Um bárbaro dálmata do século IV a.C. traduziu a bíblia hebraica e os evangelhos canônicos para o latim. Fê-lo mesmo alfabetizado tardiamente em grego e em hebraico, o que é notável! A Vulgata, tradução dos textos hebraicos e dos textos gregos do Novo Testamento para o latim, deve-se a ele.

O homem fez de tudo e devia ter um senso de oportunidade muito apurado, pois foi de asceta do deserto a proto acadêmico e acompanhante e confessor de senhoras ricas piedosas. Viajou o mundo que a cristandade conhecia, ou seja, a bacia do mediterrâneo oriental, a Palestina, a Síria, a Lídia.

Pegado a livros e principalmente a livros sem autoria definida – o que não constituía qualquer problema – ele desenvolveria a técnica da crítica, que é uma forma de tradução ou, no mínimo, uma derivação desta. Estabeleceu regras para a fixação de autoria, a partir basicamente de conceitos de continência. São critérios de validade e canonicidade por autenticidade consigo mesmo.

Assim, por exemplo, se de vários livros atribuídos a um autor, um apresenta nível inferior, ele deve ser considerado fora da obra. Deve haver uma constante de nível e uma obra inferior às demais retirada do conjunto. A obra que contradiga a corrente ideológica do autor deve ser considerada não dele. Este é um critério de coerência a afastar tudo quanto inicialmente desdiga a linha maior do autor.

O estilo também deve ser homogênio e, assim, a obra que se afaste estilisticamente das restantes tampouco pode ser do mesmo autor. Por fim, lança um critério histórico – o único, talvez, a ter algum sentido – pelo que a obra que se refira a fatos e personagens posteriores ao autor não deve ser considerada dele.

Esse padrão, esses critérios, lançaram as bases da fixação de autoria e, mais que isso, de toda a crítica ocidental posterior. Para ele e na época, isso calhou muito bem, pois tratava com a formação de uma tradição que precisava autenticar-se e autorizar-se. Ele acresceu método, aquilo que autoriza mesmo que signifique nada ou quase nada, posto que sempre dogmático, como qualquer parametrização científica.

O texto sagrado pede autor certo e pede intérpretes, assim como o texto jurídico da tradição judaico-cristã. Se por um lado é aberto e pede intérpretes, por outro precisa fechar seus furos de autoria e estabelecer uma unidade que lhe confira autenticidade e historicidade, mesmo que seja para se afirmar revelado e não histórico.

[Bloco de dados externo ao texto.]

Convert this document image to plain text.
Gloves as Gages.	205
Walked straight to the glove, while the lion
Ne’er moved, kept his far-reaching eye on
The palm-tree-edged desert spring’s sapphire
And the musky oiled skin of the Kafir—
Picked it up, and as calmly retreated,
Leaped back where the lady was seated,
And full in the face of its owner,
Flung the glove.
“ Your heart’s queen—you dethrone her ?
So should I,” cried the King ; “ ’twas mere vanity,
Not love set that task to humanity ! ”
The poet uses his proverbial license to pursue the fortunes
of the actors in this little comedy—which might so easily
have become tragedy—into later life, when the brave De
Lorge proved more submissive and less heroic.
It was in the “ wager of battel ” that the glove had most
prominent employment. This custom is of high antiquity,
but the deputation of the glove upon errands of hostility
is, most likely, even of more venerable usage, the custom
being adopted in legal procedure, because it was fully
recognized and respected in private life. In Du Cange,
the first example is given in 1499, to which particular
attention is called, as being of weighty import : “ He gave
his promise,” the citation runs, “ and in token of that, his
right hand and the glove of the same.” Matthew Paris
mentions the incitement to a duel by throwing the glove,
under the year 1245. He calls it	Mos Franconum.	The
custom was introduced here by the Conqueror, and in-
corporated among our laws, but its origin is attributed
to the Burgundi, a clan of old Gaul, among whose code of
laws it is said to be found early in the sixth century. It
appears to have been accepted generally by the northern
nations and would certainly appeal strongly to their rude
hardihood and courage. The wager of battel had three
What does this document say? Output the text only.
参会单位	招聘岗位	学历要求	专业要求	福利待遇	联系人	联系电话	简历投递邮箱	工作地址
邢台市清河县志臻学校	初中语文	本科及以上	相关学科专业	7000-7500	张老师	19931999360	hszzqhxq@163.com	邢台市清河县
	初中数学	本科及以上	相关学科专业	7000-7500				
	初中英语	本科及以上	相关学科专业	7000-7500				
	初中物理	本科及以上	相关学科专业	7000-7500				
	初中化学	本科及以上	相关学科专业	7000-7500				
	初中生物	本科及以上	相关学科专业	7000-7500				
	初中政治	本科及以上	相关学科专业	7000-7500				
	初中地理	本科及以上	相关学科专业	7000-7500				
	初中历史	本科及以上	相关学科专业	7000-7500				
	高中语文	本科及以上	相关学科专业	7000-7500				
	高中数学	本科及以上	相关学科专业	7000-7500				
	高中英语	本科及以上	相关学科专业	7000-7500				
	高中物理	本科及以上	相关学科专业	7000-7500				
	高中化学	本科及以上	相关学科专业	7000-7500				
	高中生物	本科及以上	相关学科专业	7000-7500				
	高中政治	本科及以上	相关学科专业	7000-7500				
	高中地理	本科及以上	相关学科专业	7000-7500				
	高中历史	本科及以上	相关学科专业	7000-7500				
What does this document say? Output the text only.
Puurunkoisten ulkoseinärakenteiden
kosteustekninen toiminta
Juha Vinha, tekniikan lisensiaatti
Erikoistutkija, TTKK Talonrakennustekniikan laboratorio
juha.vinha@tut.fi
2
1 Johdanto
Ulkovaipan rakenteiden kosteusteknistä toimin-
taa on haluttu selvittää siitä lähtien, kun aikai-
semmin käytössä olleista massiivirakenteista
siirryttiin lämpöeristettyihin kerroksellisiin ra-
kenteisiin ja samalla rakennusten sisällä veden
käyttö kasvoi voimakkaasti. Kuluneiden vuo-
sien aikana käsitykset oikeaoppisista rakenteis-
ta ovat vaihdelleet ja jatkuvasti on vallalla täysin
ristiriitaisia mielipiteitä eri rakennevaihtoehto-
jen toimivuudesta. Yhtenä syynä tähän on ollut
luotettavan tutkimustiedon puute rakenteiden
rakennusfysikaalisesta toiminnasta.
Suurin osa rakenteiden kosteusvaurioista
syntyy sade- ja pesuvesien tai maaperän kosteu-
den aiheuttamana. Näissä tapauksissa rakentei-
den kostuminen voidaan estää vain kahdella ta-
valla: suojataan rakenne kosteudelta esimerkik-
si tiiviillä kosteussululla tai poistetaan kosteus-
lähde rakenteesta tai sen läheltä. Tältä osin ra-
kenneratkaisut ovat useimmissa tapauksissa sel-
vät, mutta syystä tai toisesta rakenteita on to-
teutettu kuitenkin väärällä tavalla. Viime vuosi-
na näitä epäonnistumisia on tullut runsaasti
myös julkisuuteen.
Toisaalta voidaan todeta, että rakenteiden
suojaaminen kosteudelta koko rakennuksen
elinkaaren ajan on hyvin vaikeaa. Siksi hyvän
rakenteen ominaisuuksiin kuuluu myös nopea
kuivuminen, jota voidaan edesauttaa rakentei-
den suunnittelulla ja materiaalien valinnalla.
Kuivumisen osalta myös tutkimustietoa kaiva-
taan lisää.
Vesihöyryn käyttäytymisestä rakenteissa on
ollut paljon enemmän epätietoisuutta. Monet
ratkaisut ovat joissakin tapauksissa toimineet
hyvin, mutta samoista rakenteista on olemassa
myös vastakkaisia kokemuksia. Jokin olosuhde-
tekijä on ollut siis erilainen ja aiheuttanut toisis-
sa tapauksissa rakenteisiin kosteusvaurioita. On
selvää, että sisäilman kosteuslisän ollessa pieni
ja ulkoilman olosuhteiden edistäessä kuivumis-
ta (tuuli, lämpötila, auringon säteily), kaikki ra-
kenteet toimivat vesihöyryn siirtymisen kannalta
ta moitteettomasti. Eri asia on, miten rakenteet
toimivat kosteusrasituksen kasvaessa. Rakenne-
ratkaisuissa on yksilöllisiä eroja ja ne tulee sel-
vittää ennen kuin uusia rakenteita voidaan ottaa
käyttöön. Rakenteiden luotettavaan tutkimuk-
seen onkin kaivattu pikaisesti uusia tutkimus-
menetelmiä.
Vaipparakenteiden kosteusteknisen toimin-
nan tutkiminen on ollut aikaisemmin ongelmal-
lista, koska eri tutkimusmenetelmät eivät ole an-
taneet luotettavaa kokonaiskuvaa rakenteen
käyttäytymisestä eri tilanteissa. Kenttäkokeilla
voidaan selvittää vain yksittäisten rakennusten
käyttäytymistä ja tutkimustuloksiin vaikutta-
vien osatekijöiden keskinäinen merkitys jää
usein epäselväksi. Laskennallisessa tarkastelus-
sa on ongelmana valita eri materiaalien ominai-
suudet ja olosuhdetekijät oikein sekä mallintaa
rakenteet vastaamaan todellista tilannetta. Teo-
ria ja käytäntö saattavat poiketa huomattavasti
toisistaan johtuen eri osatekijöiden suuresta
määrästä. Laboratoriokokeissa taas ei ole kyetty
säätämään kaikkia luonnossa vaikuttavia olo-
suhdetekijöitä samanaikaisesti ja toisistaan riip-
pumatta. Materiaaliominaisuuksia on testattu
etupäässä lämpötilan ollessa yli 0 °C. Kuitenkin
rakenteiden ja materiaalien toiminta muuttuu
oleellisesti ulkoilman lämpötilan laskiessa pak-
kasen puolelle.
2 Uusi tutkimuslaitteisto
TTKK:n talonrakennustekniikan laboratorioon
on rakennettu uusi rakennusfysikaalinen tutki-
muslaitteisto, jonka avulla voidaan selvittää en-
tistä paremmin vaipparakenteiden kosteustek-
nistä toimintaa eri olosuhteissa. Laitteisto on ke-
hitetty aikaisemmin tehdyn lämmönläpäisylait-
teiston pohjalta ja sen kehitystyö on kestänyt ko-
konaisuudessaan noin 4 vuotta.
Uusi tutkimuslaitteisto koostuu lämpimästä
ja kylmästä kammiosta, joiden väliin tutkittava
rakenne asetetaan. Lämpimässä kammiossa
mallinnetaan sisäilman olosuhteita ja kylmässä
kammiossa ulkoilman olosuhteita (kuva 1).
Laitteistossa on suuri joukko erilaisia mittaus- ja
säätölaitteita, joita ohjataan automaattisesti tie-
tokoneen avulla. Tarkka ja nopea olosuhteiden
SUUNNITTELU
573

A crítica gira em torno a isso desde sempre e é crítica de autor mais que de obras. Cuida da unidade da obra a partir de elementos que a própria obra fornece. Ela aponta o diferente que não deveria haver porque proveniente do mesmo autor. Ela percebe melhor da coerência que o próprio autor que tem uma obra glosada por diferente em nível, estilo ou ideologia da linha geral. A crítica é basicamente o fetiche da coerência segundo a definição externa ao autor.

O biografo de autor é uma figura de crítico que sabe escrever mais que cinco páginas e quer ser considerado também autor. Evidentemente, isso é tanto inútil, quanto presunçoso, na medida em que não for história pura e simples. A biografia de Napoleão será uma coisa, a de Stendhal outra. Qual o sentido da biografia dum autor, senão o de lhe retraduzir mais uma vez?

A obra sobre a obra e a obra sobre o autor são a obra de alguém sem obra. Ora, se autor e obra forem o mesmo, escreve-se história. Se o primeiro existe sem o segundo, escreve-se psicologia de uma pessoa que pode ter existido. Se a segunda existe sem o primeiro, escreve-se uma tradução.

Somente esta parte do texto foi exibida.